Friday, March 05, 2010
That's supposed to be a play on the word "counterintuitive." Because that's how the Bruins acted on deadline day this week. The team has struggled for offense all season (last in the NHL in goals scored, 16th in power play percentage). So on deadline day, they sacrificed offense to improve their defense? Why would you do that? Why would you weaken what was already your weakness?
#1: There was no way the Bruins could significantly improve their offense. Even if they'd dealt away every draft pick they had, traded every prospect, traded Tim Thomas and wrapped him in platinum and gold, there was not enough offensive firepower in the market. After Kovalchuk went to the Devils, there was no A-class type of forward out there. Nor were there a bevy of B-level forwards that could fill the Bruins' holes.
I look at the names that were shipped on deadline day. Clarke MacArthur. Scott Walker, Stephane Yelle. Alexandre Picard. Eric Belanger. Jeff Halpern. Hey, the Coyotes got Wojtek Wolski, and he has 17 goals. But do these sound like the guys that will turn the Bruins into a Stanley Cup contender?
#2: Seeing that trying to strengthen their weakness was futile, the Bruins decided to strengthen their strength
This team has allowed the 6th fewest goals in the NHL. It has the best penalty kill percentage in the League. Tuukka Rask has the lowest GAA in the League at 2.14. The Bruins can prevent other teams from scoring. And that's the best chance they have to win games.

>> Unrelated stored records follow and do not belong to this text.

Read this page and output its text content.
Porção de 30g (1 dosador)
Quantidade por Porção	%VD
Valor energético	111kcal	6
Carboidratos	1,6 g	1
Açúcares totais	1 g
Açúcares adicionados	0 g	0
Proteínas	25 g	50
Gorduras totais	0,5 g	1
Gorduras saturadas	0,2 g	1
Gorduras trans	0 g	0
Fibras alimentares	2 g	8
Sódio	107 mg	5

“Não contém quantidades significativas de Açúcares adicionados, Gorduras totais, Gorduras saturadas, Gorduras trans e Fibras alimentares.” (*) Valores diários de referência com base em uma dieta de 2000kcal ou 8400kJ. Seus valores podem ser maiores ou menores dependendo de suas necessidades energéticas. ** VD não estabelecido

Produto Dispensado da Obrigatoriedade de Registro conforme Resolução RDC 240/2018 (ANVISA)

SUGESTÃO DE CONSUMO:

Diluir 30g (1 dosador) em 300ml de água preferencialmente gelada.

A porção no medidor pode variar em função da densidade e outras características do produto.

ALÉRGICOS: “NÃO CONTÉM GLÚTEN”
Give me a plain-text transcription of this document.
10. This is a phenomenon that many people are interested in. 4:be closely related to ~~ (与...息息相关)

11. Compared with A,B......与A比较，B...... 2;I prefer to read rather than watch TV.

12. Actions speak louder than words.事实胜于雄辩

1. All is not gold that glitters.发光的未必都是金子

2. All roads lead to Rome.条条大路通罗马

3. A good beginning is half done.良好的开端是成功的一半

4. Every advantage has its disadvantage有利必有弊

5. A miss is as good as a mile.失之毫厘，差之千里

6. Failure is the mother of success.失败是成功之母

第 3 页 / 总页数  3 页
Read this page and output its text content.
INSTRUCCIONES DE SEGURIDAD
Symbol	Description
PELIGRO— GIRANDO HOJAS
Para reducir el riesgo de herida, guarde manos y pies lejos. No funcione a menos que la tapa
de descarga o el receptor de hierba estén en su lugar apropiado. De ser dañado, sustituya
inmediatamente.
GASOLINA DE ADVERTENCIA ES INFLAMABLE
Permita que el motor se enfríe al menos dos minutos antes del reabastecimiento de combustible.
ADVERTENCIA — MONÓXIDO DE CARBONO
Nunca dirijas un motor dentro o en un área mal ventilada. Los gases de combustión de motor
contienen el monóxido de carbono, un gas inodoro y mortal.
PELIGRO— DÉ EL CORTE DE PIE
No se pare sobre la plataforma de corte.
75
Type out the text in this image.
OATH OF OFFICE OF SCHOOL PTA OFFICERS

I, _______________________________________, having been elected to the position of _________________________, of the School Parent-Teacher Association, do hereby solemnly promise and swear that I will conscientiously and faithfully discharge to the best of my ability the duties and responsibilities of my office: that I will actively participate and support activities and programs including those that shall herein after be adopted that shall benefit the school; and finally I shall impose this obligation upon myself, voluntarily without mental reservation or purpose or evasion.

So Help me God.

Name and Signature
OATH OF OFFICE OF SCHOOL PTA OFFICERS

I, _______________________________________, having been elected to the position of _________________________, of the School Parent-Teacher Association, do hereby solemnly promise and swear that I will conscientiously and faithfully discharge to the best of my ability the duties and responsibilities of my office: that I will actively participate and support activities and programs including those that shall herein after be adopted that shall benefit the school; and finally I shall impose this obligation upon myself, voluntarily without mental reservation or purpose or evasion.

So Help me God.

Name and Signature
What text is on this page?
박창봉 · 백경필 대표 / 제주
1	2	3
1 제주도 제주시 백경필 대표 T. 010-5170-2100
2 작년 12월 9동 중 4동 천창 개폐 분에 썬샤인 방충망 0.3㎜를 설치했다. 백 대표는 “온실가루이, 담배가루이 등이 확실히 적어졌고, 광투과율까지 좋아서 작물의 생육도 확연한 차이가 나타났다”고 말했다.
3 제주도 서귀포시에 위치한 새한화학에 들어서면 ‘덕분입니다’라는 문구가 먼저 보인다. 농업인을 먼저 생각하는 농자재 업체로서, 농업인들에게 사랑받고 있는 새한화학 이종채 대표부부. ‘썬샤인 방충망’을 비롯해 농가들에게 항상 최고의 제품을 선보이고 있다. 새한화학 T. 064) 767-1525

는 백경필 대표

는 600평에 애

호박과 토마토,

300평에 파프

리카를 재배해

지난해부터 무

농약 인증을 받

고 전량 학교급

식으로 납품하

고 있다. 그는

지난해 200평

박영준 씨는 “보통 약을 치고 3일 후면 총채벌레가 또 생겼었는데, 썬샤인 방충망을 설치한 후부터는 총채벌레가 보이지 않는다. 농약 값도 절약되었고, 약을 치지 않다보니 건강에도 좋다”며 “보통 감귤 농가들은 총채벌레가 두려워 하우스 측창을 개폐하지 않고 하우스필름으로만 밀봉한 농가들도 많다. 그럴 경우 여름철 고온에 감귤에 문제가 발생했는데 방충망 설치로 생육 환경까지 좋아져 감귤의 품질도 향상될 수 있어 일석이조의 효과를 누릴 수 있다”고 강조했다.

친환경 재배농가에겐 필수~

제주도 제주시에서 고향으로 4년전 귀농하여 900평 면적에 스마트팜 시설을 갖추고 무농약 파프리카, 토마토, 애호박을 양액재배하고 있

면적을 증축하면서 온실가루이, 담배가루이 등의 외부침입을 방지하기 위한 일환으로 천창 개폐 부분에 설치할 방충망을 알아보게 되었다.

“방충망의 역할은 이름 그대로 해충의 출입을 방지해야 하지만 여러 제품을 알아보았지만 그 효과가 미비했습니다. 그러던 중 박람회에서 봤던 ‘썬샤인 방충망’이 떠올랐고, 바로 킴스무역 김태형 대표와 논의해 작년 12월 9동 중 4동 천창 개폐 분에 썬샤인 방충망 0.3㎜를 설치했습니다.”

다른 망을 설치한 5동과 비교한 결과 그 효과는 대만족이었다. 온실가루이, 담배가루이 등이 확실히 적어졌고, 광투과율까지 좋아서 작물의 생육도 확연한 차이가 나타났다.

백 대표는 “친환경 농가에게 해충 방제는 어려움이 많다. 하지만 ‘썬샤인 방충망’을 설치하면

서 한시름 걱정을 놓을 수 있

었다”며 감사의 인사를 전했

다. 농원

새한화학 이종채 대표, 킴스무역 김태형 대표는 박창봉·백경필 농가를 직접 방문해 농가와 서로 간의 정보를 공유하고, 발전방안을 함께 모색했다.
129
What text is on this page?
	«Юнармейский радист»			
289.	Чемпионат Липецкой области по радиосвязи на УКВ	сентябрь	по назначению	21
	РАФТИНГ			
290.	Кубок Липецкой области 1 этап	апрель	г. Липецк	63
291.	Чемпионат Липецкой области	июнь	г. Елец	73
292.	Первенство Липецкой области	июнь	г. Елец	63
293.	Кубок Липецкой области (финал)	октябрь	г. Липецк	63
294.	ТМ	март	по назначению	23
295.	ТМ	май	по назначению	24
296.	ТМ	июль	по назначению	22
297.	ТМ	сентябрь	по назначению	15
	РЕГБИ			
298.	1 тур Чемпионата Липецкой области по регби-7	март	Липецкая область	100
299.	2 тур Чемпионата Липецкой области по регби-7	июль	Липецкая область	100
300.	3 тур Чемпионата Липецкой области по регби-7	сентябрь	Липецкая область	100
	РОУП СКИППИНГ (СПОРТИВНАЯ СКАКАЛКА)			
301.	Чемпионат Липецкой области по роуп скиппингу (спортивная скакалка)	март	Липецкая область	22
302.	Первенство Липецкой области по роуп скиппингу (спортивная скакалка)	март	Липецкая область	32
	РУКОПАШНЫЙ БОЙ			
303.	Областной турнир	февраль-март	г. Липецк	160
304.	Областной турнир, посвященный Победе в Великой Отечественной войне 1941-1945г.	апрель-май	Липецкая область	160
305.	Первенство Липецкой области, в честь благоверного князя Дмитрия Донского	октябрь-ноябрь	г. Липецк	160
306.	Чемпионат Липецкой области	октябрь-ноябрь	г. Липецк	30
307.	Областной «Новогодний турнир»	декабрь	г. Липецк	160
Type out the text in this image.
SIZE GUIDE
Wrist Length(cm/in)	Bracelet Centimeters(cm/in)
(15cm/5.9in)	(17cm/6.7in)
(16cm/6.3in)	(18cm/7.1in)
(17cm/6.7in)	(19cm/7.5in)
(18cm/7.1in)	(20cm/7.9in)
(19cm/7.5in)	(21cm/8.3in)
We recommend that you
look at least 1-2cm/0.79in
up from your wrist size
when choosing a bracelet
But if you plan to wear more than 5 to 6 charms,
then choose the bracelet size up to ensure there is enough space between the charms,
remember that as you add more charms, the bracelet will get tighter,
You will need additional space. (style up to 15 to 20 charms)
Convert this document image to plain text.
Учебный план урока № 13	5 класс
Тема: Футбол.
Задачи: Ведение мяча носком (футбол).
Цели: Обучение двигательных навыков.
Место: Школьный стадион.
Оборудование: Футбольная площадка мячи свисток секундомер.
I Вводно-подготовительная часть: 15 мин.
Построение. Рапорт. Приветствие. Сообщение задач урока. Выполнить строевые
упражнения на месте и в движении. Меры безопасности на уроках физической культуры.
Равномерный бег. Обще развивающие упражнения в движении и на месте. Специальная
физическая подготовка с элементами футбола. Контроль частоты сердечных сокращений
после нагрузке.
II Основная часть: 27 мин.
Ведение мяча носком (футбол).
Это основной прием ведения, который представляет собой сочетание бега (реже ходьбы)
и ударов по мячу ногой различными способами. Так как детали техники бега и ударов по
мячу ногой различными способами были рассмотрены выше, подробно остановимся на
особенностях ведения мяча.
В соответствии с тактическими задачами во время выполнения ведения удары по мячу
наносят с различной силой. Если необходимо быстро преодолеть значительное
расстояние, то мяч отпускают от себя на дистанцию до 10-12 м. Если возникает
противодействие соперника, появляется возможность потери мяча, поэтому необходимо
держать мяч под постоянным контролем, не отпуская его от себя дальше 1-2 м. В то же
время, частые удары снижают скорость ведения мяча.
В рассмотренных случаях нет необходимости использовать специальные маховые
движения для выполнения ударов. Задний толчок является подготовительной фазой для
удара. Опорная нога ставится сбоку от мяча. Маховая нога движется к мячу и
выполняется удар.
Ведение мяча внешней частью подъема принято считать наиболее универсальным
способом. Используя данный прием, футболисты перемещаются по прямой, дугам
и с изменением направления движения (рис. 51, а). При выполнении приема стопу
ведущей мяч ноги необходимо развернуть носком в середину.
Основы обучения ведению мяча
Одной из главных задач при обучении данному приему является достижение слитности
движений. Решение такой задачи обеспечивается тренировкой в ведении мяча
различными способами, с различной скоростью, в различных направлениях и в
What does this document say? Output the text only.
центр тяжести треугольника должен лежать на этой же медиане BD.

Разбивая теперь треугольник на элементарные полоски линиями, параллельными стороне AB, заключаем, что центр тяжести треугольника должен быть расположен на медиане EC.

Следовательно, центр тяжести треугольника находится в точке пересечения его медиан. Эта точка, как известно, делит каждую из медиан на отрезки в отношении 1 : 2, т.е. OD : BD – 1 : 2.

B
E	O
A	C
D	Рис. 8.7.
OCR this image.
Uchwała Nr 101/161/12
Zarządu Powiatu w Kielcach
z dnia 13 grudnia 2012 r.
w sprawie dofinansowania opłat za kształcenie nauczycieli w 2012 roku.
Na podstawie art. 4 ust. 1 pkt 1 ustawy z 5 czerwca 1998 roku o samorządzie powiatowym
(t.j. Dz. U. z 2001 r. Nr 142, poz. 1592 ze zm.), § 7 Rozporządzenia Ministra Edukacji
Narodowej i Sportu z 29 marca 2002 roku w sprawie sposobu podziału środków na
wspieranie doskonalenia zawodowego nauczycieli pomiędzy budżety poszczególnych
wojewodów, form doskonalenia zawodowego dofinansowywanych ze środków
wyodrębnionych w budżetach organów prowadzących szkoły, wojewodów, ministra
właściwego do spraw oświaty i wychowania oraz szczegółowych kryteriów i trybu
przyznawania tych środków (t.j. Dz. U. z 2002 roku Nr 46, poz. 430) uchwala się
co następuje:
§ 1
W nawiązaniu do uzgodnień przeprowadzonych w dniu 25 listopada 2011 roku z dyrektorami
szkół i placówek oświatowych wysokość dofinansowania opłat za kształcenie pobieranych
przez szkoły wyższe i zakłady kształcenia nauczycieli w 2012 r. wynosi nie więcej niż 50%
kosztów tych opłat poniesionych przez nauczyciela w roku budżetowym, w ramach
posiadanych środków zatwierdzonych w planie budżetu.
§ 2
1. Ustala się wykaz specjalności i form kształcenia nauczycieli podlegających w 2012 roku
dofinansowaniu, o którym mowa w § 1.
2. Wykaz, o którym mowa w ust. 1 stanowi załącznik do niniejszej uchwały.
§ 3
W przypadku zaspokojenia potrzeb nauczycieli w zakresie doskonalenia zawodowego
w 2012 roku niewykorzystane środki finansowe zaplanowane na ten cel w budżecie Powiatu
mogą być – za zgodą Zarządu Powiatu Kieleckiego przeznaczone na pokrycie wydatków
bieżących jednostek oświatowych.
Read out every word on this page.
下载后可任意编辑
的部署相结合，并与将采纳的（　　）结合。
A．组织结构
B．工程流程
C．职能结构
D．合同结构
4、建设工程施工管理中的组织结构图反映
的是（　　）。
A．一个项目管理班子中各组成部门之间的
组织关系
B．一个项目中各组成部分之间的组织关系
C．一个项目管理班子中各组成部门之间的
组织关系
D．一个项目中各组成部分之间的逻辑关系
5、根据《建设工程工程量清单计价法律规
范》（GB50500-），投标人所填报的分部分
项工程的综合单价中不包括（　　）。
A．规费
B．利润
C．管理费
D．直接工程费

It's frustrating to watch this team try to score goals. They look like they've never practiced together before. Centering passes will go through a crease that has 2 opposing defensemen in it, and no Bruins. Then, when a Bruin is in the slot, there will be no centering passes, no shots on goal in want of deflection. Either that or the player in the crease will be slow to react. They'll deflect the shot horribly wide, or miss it completely. Krejci is the best on the team at fucking up in this way.
But if the Bruins are to do damage in the playoffs, it'll be in 1-0 and 2-1 games. It'll be with hardwork goals, conservative neutral zone play, tough defense, and flashy goaltending.
The Bruins can put Zdeno Chara and Dennis Seidenberg on the ice at the blue line. Johnny Boychuk has been a pleasant surprise this season, and Mark Stuart is solid as ever. After that, it gets dicey, with Ference, Hunwick, and Wideman. But with defensive forwards like Bergeron, that can be counterbalanced.
Don't get me wrong, I'm as pessimistic as ever about the Bruins' chances to do anything in the Stanley Cup playoffs, if they even get that far. My friend in Vegas informed me that the odds for the B's to win the Cup are 15:1. That's too low for my money. I'd need 40:1 or better to risk a dime on that.
But at least the prospects for the future are largely intact. Seidenberg might be resigned, he might not. More significant trades can be made. I'd like to see a stretch of Tim Thomas playing so we can accurately gauge his value, and possibly trade him (or Rask) to get some scorers.
There's not much hope for the 09-10 Bruins. I don't know why fans are so pissed that there wasn't a savior for them on Trade Deadline Day. Saviors usually don't get traded. They're usually on winning teams already.